Памятная встреча Михалка с Зосей Хлевинской произошла весной и надолго отодвинула от Романо́вой ее тревожные мысли и заботы.

Все лето и часть осени парень работал не покладая рук и в самом деле ездил по поручению Хлевинского в какую-то усадьбу, благодаря чему в сундуке его матери скопились изрядные деньжонки. Он уже твердо решил будущей зимой обязательно получить звание помощника мастера. Цеховой мастер Хлевинский сам уговаривал его, окончательно уверовав в то, что парень образумился.

– Через год, – обещал Хлевинский, – мы проведем тебя в мастера, а еще через несколько лет, если не собьешься с пути… то… – тут мастер прервал свою речь, но, лукаво улыбаясь, покручивал пышные белобрысые усы и позвякивал серебряной цепочкой от часов.

Знакомым своим он часто говорил:

– Михал – моя правая рука. Чертовски способный парень! Коли бы только не… не того… я предпочел бы выдать замуж Зосю скорей за него, чем за какого-нибудь никчемного барчука… Ну, может быть, бог даст… будем надеяться… что… молод еще… перебесится…

В ноябре Михал остался без работы, и в течение долгих вечеров в кухне матери он лепил для панны Зофьи фигуру рыцаря из глины. Панна Зофья вышла уже из того возраста, когда ей можно было преподносить кошек и петушков. Рыцарь – еще куда ни шло… Его можно поставить даже в гостиной на комод. К несчастью, для того чтобы вылепить рыцаря со всеми доспехами и оружием и удачно раскрасить его, у Михалка не хватило таланта. Он лепил, без конца лепил, раскрашивал и в конце концов пришел к убеждению, что вся его работа выеденного яйца не стоит. По его сердито сдвинутым бровям и резкому голосу можно было догадаться, что в нем пробуждаются какие-то темные силы. Все же он просиживал в кухне целые дни и вечера и то старался уснуть, лежа за печкой, то учил Жужука новым фокусам, то бросал нежные взгляды на смазливую горничную Розалию, гонялся за ней по кухне, распевал с матерью светские и духовные песни, – словом всеми силами старался так или иначе убить время. Однако он все более и более мрачнел, терял аппетит, голос его становился хриплым, а движения порывистыми. Однажды вечером, взглянув на рыцаря, уже совсем готового, обожженного в гончарной печке, но похожего скорее на однорогого барана, чем на воина с копьем в руке, Михал швырнул его на пол, полез в сундук матери, схватил фуражку и убежал…

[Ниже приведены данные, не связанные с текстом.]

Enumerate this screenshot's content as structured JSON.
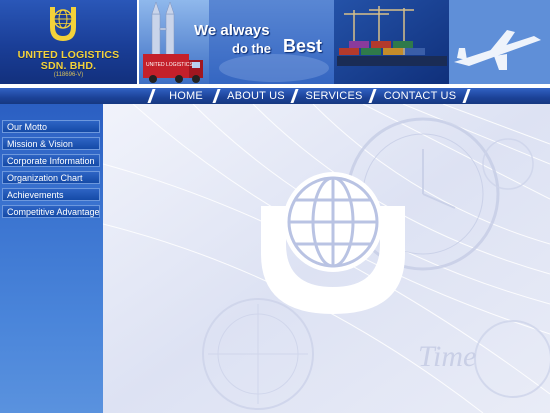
{
  "company": {
    "name_line1": "UNITED LOGISTICS",
    "name_line2": "SDN. BHD.",
    "registration": "(118696-V)",
    "truck_text": "UNITED LOGISTICS"
  },
  "banner": {
    "slogan_part1": "We always",
    "slogan_part2": "do the",
    "slogan_part3": "Best"
  },
  "nav": {
    "items": [
      {
        "label": "HOME"
      },
      {
        "label": "ABOUT US"
      },
      {
        "label": "SERVICES"
      },
      {
        "label": "CONTACT US"
      }
    ]
  },
  "sidebar": {
    "items": [
      {
        "label": "Our Motto"
      },
      {
        "label": "Mission & Vision"
      },
      {
        "label": "Corporate Information"
      },
      {
        "label": "Organization Chart"
      },
      {
        "label": "Achievements"
      },
      {
        "label": "Competitive Advantage"
      }
    ]
  },
  "main": {
    "watermark_text": "Time"
  },
  "colors": {
    "brand_blue": "#1c4298",
    "logo_gold": "#f3d23a",
    "sidebar_blue": "#3b74d0",
    "content_bg": "#e4e8f6"
  }
}
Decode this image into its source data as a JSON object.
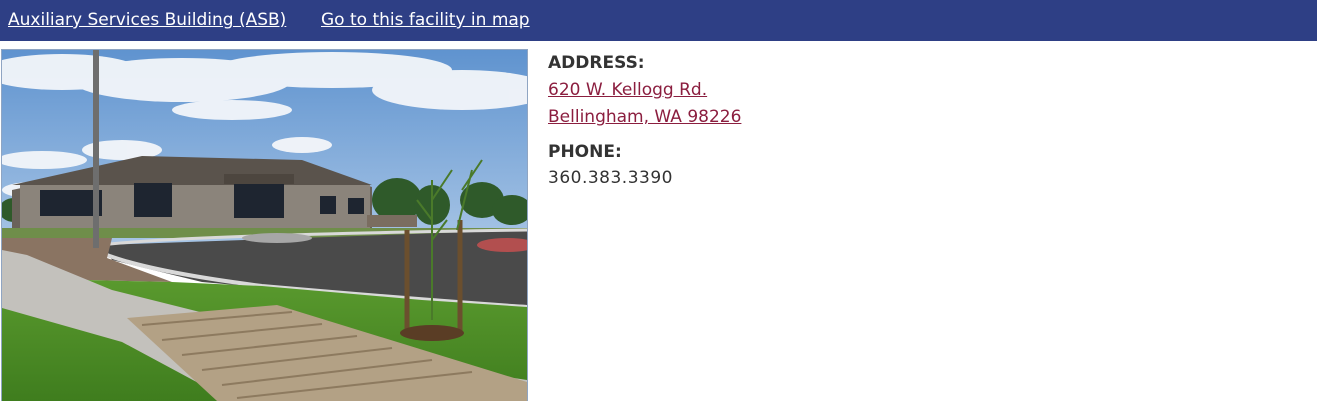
{
  "header": {
    "facility_name": "Auxiliary Services Building (ASB)",
    "map_link": "Go to this facility in map"
  },
  "photo": {
    "icon": "building-photo"
  },
  "details": {
    "address_label": "ADDRESS:",
    "address_line1": "620 W. Kellogg Rd.",
    "address_line2": "Bellingham, WA 98226",
    "phone_label": "PHONE:",
    "phone_value": "360.383.3390"
  },
  "colors": {
    "header_bg": "#2e3f85",
    "link_color": "#8b1e3f",
    "text_color": "#333333"
  }
}
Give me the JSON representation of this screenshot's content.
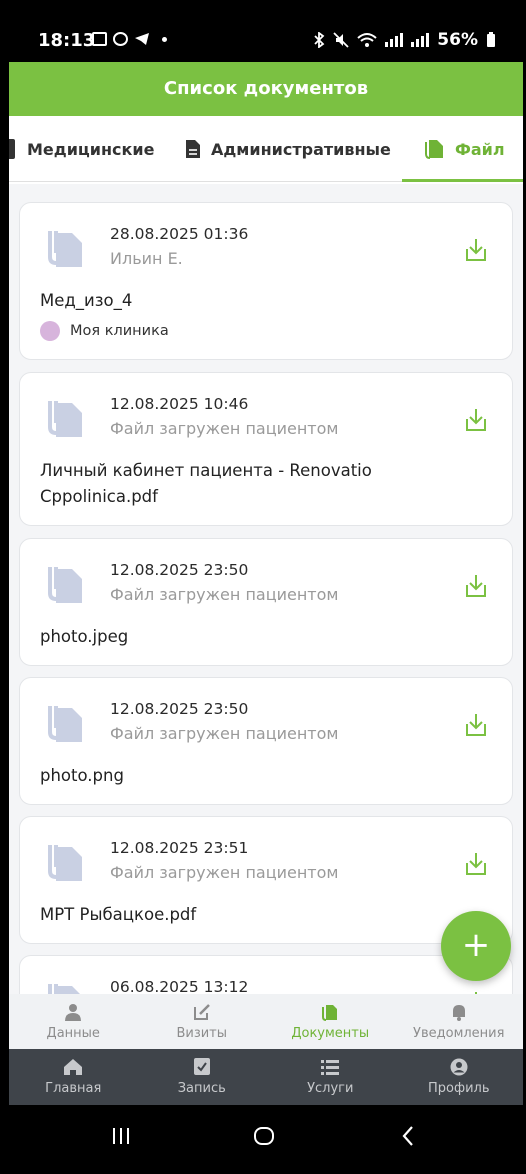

Очутившись на улице, он пошел было быстро, потом замедлил шаг и, против обыкновения, понурил голову. В грязном переулке попрежнему излучали тусклый желтоватый свет окна и стеклянная дверь кабака Шлемы. В надвигавшейся темноте черным пятном выделялась фигура мужчины высокого роста, направлявшегося к этим огонькам, – в нескольких шагах от них он остановился и резко повернул обратно. Он дошел до конца переулка, потом снова вернулся к светящимся точкам, постоял возле них несколько минут и зашагал дальше. Так повторялось несколько раз – он то подходил к «волчьим глазам», то отдалялся, то, постояв возле них, быстро отходил, словно хотел убежать. Наконец, ухарски заломив шапку, он решительным движением рванул ручку двери и исчез за ней. Сопровождавшая его собака осталась на пороге и вскоре улеглась там, свернувшись клубком.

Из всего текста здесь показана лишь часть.